2

I try to write an Excel VBA script which fetches some information (version and revision date) out of a binary FrameMaker file (*.fm).

Following sub opens the *.fm file and writes the first 25 lines (the informationen needed is into this first 25 lines) into a variable.

Sub fetchDate()
    Dim fso As Object
    Dim fmFile As Object

    Dim fileString As String
    Dim fileName As String
    Dim matchPattern As String
    Dim result As String
    Dim i As Integer
    Dim bufferString As String

    Set fso = CreateObject("Scripting.FileSystemObject")

    fileName = "C:\FrameMaker-file.fm"

    Set fmFile = fso.OpenTextFile(fileName, ForReading, False, TristateFalse)
    matchPattern = "Version - Date.+?(\d{1,2})[\s\S]*Rev.+?(\d{1,2})"

    fileString = ""
    i = 1
    Do While i <= 25
        bufferString = fmFile.ReadLine
        fileString = fileString & bufferString & vbNewLine
        i = i + 1
    Loop
    fmFile.Close

    'fileString = Replace(fileString, matchPattern, "")
    result = regExSearch(fileString, matchPattern)

    MsgBox result

    Set fso = Nothing
    Set fmFile = Nothing
End Sub

The regex functions looks like this:

Function regExSearch(ByVal strInput As String, ByVal strPattern As String) As String
    Dim regEx As New RegExp

    Dim strReplace As String
    Dim result As String
    Dim match As Variant
    Dim matches As Variant
    Dim subMatch As Variant

    Set regEx = CreateObject("VBScript.RegExp")

    If strPattern <> "" Then
        With regEx
            .Global = True
            .MultiLine = True
            .IgnoreCase = False
            .Pattern = strPattern
        End With

        If regEx.test(strInput) Then
            Set matches = regEx.Execute(strPattern)

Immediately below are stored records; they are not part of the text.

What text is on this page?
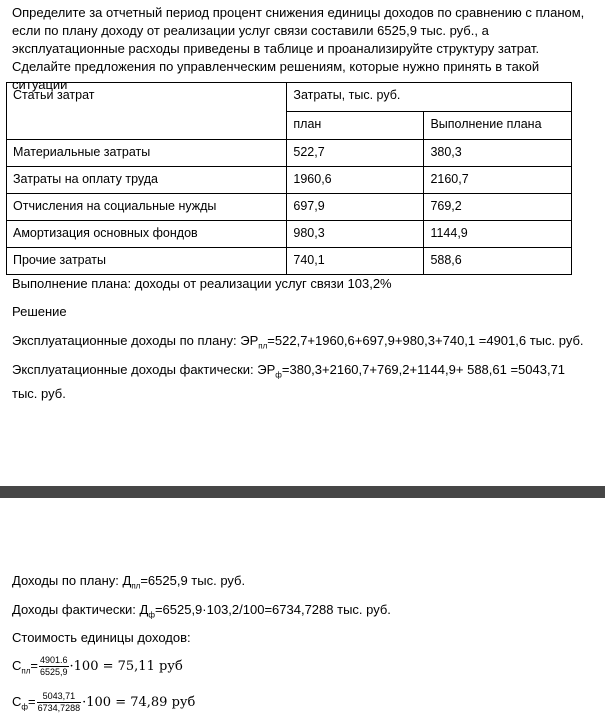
Определите за отчетный период процент снижения единицы доходов по сравнению с планом, если по плану доходу от реализации услуг связи составили 6525,9 тыс. руб., а эксплуатационные расходы приведены в таблице и проанализируйте структуру затрат. Сделайте предложения по управленческим решениям, которые нужно принять в такой ситуации

Статьи затрат	Затраты, тыс. руб.	
	план	Выполнение плана
Материальные затраты	522,7	380,3
Затраты на оплату труда	1960,6	2160,7
Отчисления на социальные нужды	697,9	769,2
Амортизация основных фондов	980,3	1144,9
Прочие затраты	740,1	588,6

Выполнение плана: доходы от реализации услуг связи 103,2%

Решение

Эксплуатационные доходы по плану: $ЭР_{пл}=522,7+1960,6+697,9+980,3+740,1 =4901,6$ тыс. руб.

Эксплуатационные доходы фактически: $ЭР_ф=380,3+2160,7+769,2+1144,9+ 588,61 =5043,71$ тыс. руб.

Доходы по плану: $Д_{пл}=6525,9$ тыс. руб.

Доходы фактически: $Д_ф=6525,9\cdot 103,2/100=6734,7288$ тыс. руб.

Стоимость единицы доходов:

$С_{пл}= \frac{4901.6}{6525,9} \cdot 100 = 75,11$ руб

$С_ф= \frac{5043,71}{6734,7288} \cdot 100 = 74,89$ руб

            For Each match In matches
                If match.SubMatches.Count > 0 Then
                    For Each subMatch In match.SubMatches
                        Debug.Print "match:" & subMatch
                    Next subMatch
                End If
            Next match

            regExSearch = result
        Else
            regExSearch = "no match"
        End If
    End If

    Set regEx = Nothing
End Function

Problem 1:

The content of the binary *.fm file which is saved in the variable "fileString" differs in every run, although the *.fm file stays the same.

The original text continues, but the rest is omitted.